По не совсем еще ясным причинам эти отношения в определенный период нарушились. Можно предположить, что существовало несколько причин этого. Во-первых, как доказал «кризис марксизма» в конце 90-х годов, в Западной Европе больше не придерживались того убеждения, что капитализм находится накануне краха, а социалистическое движение – накануне революционного триумфа. Интеллигенты и художники, привлеченные к общему рабочему движению, характеризующемуся атмосферой больших надежд, веры и утопических ожиданий, порожденных этим движением, находились теперь перед лицом движения, не уверенного в своих будущих перспективах и раздираемого внутренними противоречиями, принимавшего все более и более сектантский характер. Подобная идеологическая фрагментарность присутствовала и в Восточной Европе: одно дело сочувствовать движению, в котором, казалось, все течения сливаются в общем марксистском направлении, как это было в начале 90-х годов (или же как это случилось с польскими социалистами до их раскола на националистов и антинационалистов), другое дело быть вынужденными выбирать между противоборствующими и враждующими группами революционеров и экс-революционеров.
На Западе, кроме того, новые движения все больше институционализировались и кончали тем, что вовлекались в повседневную политику, мало привлекательную для художников и писателей, на практике реформистов, которые оставляли надежды на будущую революцию из-за какого-то варианта исторического фатализма. К тому же институционализированные массовые партии, создавая зачастую свой собственный культурный мир, были не очень склонны поддерживать художественные изыски, которые рабочая публика вряд ли поняла и одобрила бы. Правда, абоненты немецких рабочих библиотек все чаще оставляли политические книги и читали художественную литературу, но при этом очень мало поэзии и классической литературы, а наиболее популярным из писателей был некий Фридрих Герштекер, автор авантюрных историй, очень далекий от авангарда [67]. Не удивительно, что в Вене Карл Краус, приобщенный вначале к социал-демократии благодаря тому, что сам придерживался ориентации на политическое и культурное инакомыслие, отошел от него в первом десятилетии XX века. Он упрекал социал-демократов в том, что они не повышали достаточно серьезно культурный уровень рабочих, и был противником развернувшейся в поддержку всеобщего избирательного права кампании, начатой партией (кампания эта в конце концов завершилась благоприятно) [68].

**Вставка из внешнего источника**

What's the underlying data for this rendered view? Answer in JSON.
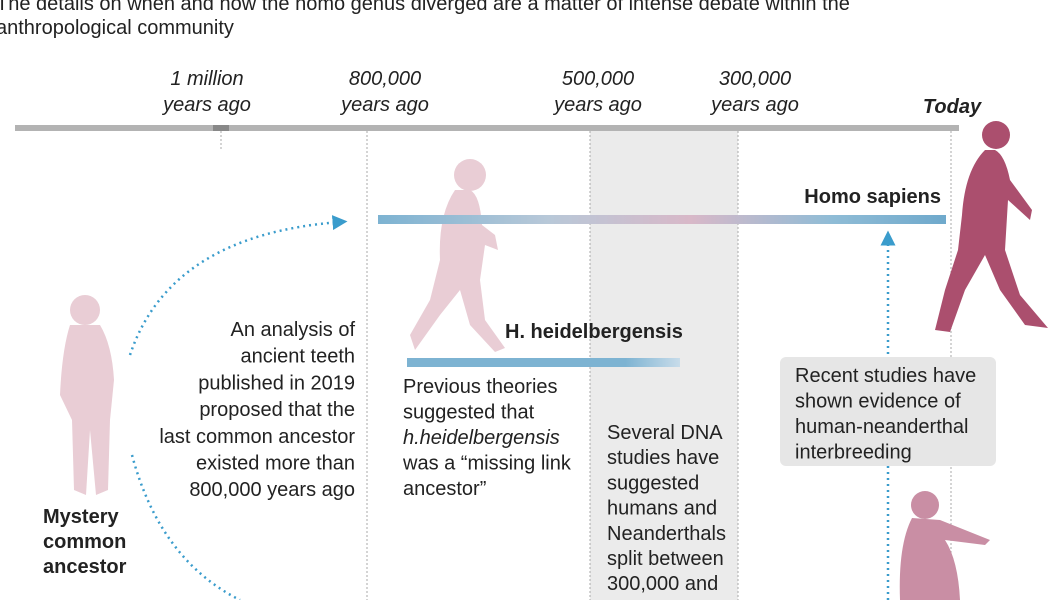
{
  "intro": {
    "lines": [
      "The details on when and how the homo genus diverged are a matter of intense debate within the",
      "anthropological community"
    ]
  },
  "timeline": {
    "markers": [
      {
        "lines": [
          "1 million",
          "years ago"
        ]
      },
      {
        "lines": [
          "800,000",
          "years ago"
        ]
      },
      {
        "lines": [
          "500,000",
          "years ago"
        ]
      },
      {
        "lines": [
          "300,000",
          "years ago"
        ]
      },
      {
        "lines": [
          "Today"
        ]
      }
    ]
  },
  "species": {
    "sapiens": "Homo sapiens",
    "heidelbergensis": "H. heidelbergensis",
    "ancestor": [
      "Mystery",
      "common",
      "ancestor"
    ]
  },
  "notes": {
    "teeth": [
      "An analysis of",
      "ancient teeth",
      "published in 2019",
      "proposed that the",
      "last common ancestor",
      "existed more than",
      "800,000 years ago"
    ],
    "theories": [
      "Previous theories",
      "suggested that",
      "h.heidelbergensis",
      "was a “missing link",
      "ancestor”"
    ],
    "dna": [
      "Several DNA",
      "studies have",
      "suggested",
      "humans and",
      "Neanderthals",
      "split between",
      "300,000 and"
    ],
    "interbreeding": [
      "Recent studies have",
      "shown evidence of",
      "human-neanderthal",
      "interbreeding"
    ]
  }
}
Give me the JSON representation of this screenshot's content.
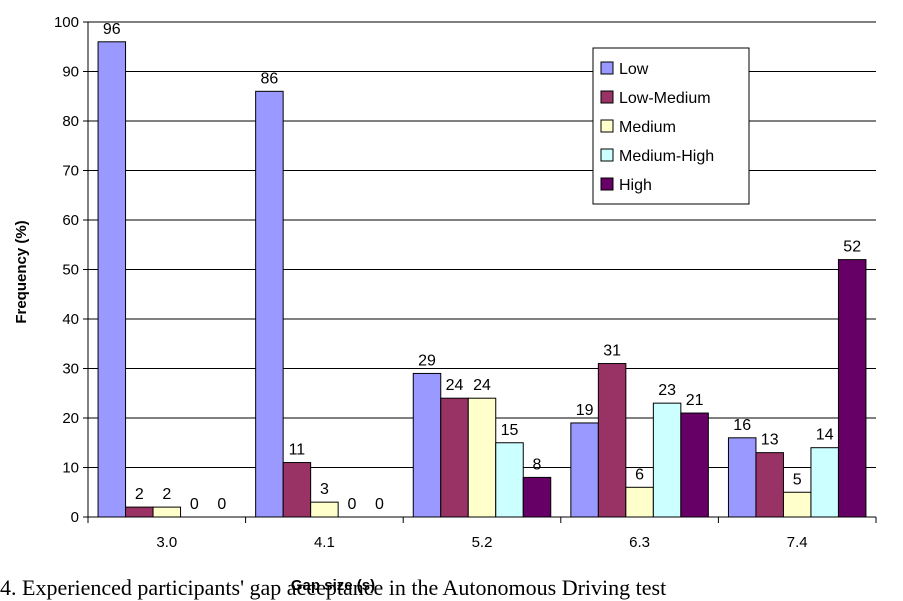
{
  "chart_data": {
    "type": "bar",
    "categories": [
      "3.0",
      "4.1",
      "5.2",
      "6.3",
      "7.4"
    ],
    "series": [
      {
        "name": "Low",
        "values": [
          96,
          86,
          29,
          19,
          16
        ],
        "color": "#9999ff"
      },
      {
        "name": "Low-Medium",
        "values": [
          2,
          11,
          24,
          31,
          13
        ],
        "color": "#993366"
      },
      {
        "name": "Medium",
        "values": [
          2,
          3,
          24,
          6,
          5
        ],
        "color": "#ffffcc"
      },
      {
        "name": "Medium-High",
        "values": [
          0,
          0,
          15,
          23,
          14
        ],
        "color": "#ccffff"
      },
      {
        "name": "High",
        "values": [
          0,
          0,
          8,
          21,
          52
        ],
        "color": "#660066"
      }
    ],
    "xlabel": "Gap size (s)",
    "ylabel": "Frequency (%)",
    "ylim": [
      0,
      100
    ],
    "yticks": [
      "0",
      "10",
      "20",
      "30",
      "40",
      "50",
      "60",
      "70",
      "80",
      "90",
      "100"
    ],
    "grid": true,
    "legend_position": "top-right"
  },
  "caption": "4. Experienced participants' gap acceptance in the Autonomous Driving test"
}
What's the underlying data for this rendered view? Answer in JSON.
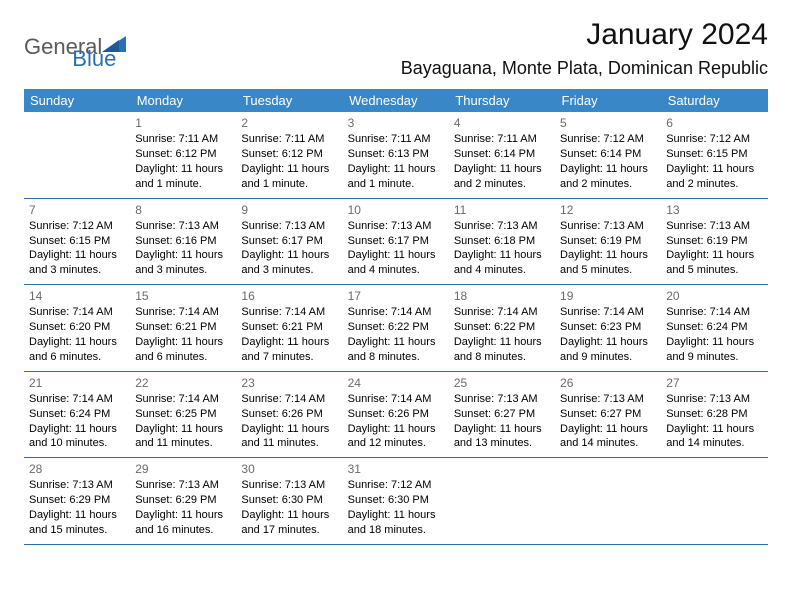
{
  "brand": {
    "part1": "General",
    "part2": "Blue"
  },
  "title": "January 2024",
  "location": "Bayaguana, Monte Plata, Dominican Republic",
  "colors": {
    "header_bg": "#3a87c8",
    "header_text": "#ffffff",
    "row_border": "#2e6da8",
    "daynum": "#6b6b6b",
    "brand_gray": "#5a5a5f",
    "brand_blue": "#2a6fb5"
  },
  "fonts": {
    "title_size": 30,
    "location_size": 18,
    "dayhdr_size": 13,
    "cell_size": 11
  },
  "day_headers": [
    "Sunday",
    "Monday",
    "Tuesday",
    "Wednesday",
    "Thursday",
    "Friday",
    "Saturday"
  ],
  "weeks": [
    [
      null,
      {
        "n": "1",
        "sr": "7:11 AM",
        "ss": "6:12 PM",
        "dl": "11 hours and 1 minute."
      },
      {
        "n": "2",
        "sr": "7:11 AM",
        "ss": "6:12 PM",
        "dl": "11 hours and 1 minute."
      },
      {
        "n": "3",
        "sr": "7:11 AM",
        "ss": "6:13 PM",
        "dl": "11 hours and 1 minute."
      },
      {
        "n": "4",
        "sr": "7:11 AM",
        "ss": "6:14 PM",
        "dl": "11 hours and 2 minutes."
      },
      {
        "n": "5",
        "sr": "7:12 AM",
        "ss": "6:14 PM",
        "dl": "11 hours and 2 minutes."
      },
      {
        "n": "6",
        "sr": "7:12 AM",
        "ss": "6:15 PM",
        "dl": "11 hours and 2 minutes."
      }
    ],
    [
      {
        "n": "7",
        "sr": "7:12 AM",
        "ss": "6:15 PM",
        "dl": "11 hours and 3 minutes."
      },
      {
        "n": "8",
        "sr": "7:13 AM",
        "ss": "6:16 PM",
        "dl": "11 hours and 3 minutes."
      },
      {
        "n": "9",
        "sr": "7:13 AM",
        "ss": "6:17 PM",
        "dl": "11 hours and 3 minutes."
      },
      {
        "n": "10",
        "sr": "7:13 AM",
        "ss": "6:17 PM",
        "dl": "11 hours and 4 minutes."
      },
      {
        "n": "11",
        "sr": "7:13 AM",
        "ss": "6:18 PM",
        "dl": "11 hours and 4 minutes."
      },
      {
        "n": "12",
        "sr": "7:13 AM",
        "ss": "6:19 PM",
        "dl": "11 hours and 5 minutes."
      },
      {
        "n": "13",
        "sr": "7:13 AM",
        "ss": "6:19 PM",
        "dl": "11 hours and 5 minutes."
      }
    ],
    [
      {
        "n": "14",
        "sr": "7:14 AM",
        "ss": "6:20 PM",
        "dl": "11 hours and 6 minutes."
      },
      {
        "n": "15",
        "sr": "7:14 AM",
        "ss": "6:21 PM",
        "dl": "11 hours and 6 minutes."
      },
      {
        "n": "16",
        "sr": "7:14 AM",
        "ss": "6:21 PM",
        "dl": "11 hours and 7 minutes."
      },
      {
        "n": "17",
        "sr": "7:14 AM",
        "ss": "6:22 PM",
        "dl": "11 hours and 8 minutes."
      },
      {
        "n": "18",
        "sr": "7:14 AM",
        "ss": "6:22 PM",
        "dl": "11 hours and 8 minutes."
      },
      {
        "n": "19",
        "sr": "7:14 AM",
        "ss": "6:23 PM",
        "dl": "11 hours and 9 minutes."
      },
      {
        "n": "20",
        "sr": "7:14 AM",
        "ss": "6:24 PM",
        "dl": "11 hours and 9 minutes."
      }
    ],
    [
      {
        "n": "21",
        "sr": "7:14 AM",
        "ss": "6:24 PM",
        "dl": "11 hours and 10 minutes."
      },
      {
        "n": "22",
        "sr": "7:14 AM",
        "ss": "6:25 PM",
        "dl": "11 hours and 11 minutes."
      },
      {
        "n": "23",
        "sr": "7:14 AM",
        "ss": "6:26 PM",
        "dl": "11 hours and 11 minutes."
      },
      {
        "n": "24",
        "sr": "7:14 AM",
        "ss": "6:26 PM",
        "dl": "11 hours and 12 minutes."
      },
      {
        "n": "25",
        "sr": "7:13 AM",
        "ss": "6:27 PM",
        "dl": "11 hours and 13 minutes."
      },
      {
        "n": "26",
        "sr": "7:13 AM",
        "ss": "6:27 PM",
        "dl": "11 hours and 14 minutes."
      },
      {
        "n": "27",
        "sr": "7:13 AM",
        "ss": "6:28 PM",
        "dl": "11 hours and 14 minutes."
      }
    ],
    [
      {
        "n": "28",
        "sr": "7:13 AM",
        "ss": "6:29 PM",
        "dl": "11 hours and 15 minutes."
      },
      {
        "n": "29",
        "sr": "7:13 AM",
        "ss": "6:29 PM",
        "dl": "11 hours and 16 minutes."
      },
      {
        "n": "30",
        "sr": "7:13 AM",
        "ss": "6:30 PM",
        "dl": "11 hours and 17 minutes."
      },
      {
        "n": "31",
        "sr": "7:12 AM",
        "ss": "6:30 PM",
        "dl": "11 hours and 18 minutes."
      },
      null,
      null,
      null
    ]
  ]
}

Революционная социал-демократическая левая, занимавшая на Западе вначале довольно-таки второстепенные позиции, и революционно-синдикалистские или анархистские течения казались более привлекательными для культурного авангарда радикальной ориентации. После 1900 года у анархистов, в частности, социальная база нашлась (за исключением некоторых романских стран) в кругах богемы, в группах рабочих-самоучек, среди охвостья люмпен-пролетариата – в общем, на различных монмартрах западного мира; в общей субкультуре образовалась среда тех, кто отрицал как «буржуазный» образ жизни, так и организованные массовые движения, не влияющие друг на друга [69]. Тем не менее это антиномистское и индивидуалистское возмущение не противодействовало социальной революции. Часто эти группы только ждали случая, чтобы присоединиться к какому-либо повстанческому или революционному движению, и, действительно, их вновь мобилизовало антивоенное движение и движение в поддержку русской революции. Совет в Мюнхене в 1919 году, возможно, являлся высшей точкой политического утверждения такого рода групп. Однако как в реальной жизни, так и в теории они очень часто отворачивались от марксизма: Ницше, мыслитель, ненавистный марксистам и другим социал-демократам, по вполне очевидным причинам, несмотря на его ненависть к «буржуа», стал для анархистов и анархиствующих бунтарей характерным гуру, так же как и для культурного инакомыслия аполитичного среднего класса. С другой стороны, из-за того же культурного радикализма в развитии авангарда в начале века он оказался вне рабочих движений, участники которых оставались приверженцами традиционных вкусов, знакомого языка и символического коммуникационного кода; при их помощи передавалось содержание произведений искусства. Авангард последних 20 – 25 лет еще не порвал с этим языком, отход от него уже начался: при небольшом усилии еще можно было приблизительно «понять» Вагнера, импрессионистов и даже многих символистов. Но с начала XX века – пожалуй, после Парижского осеннего салона 1905 года, явившегося как бы точкой взрыва в изобразительных искусствах, – все было уже не так.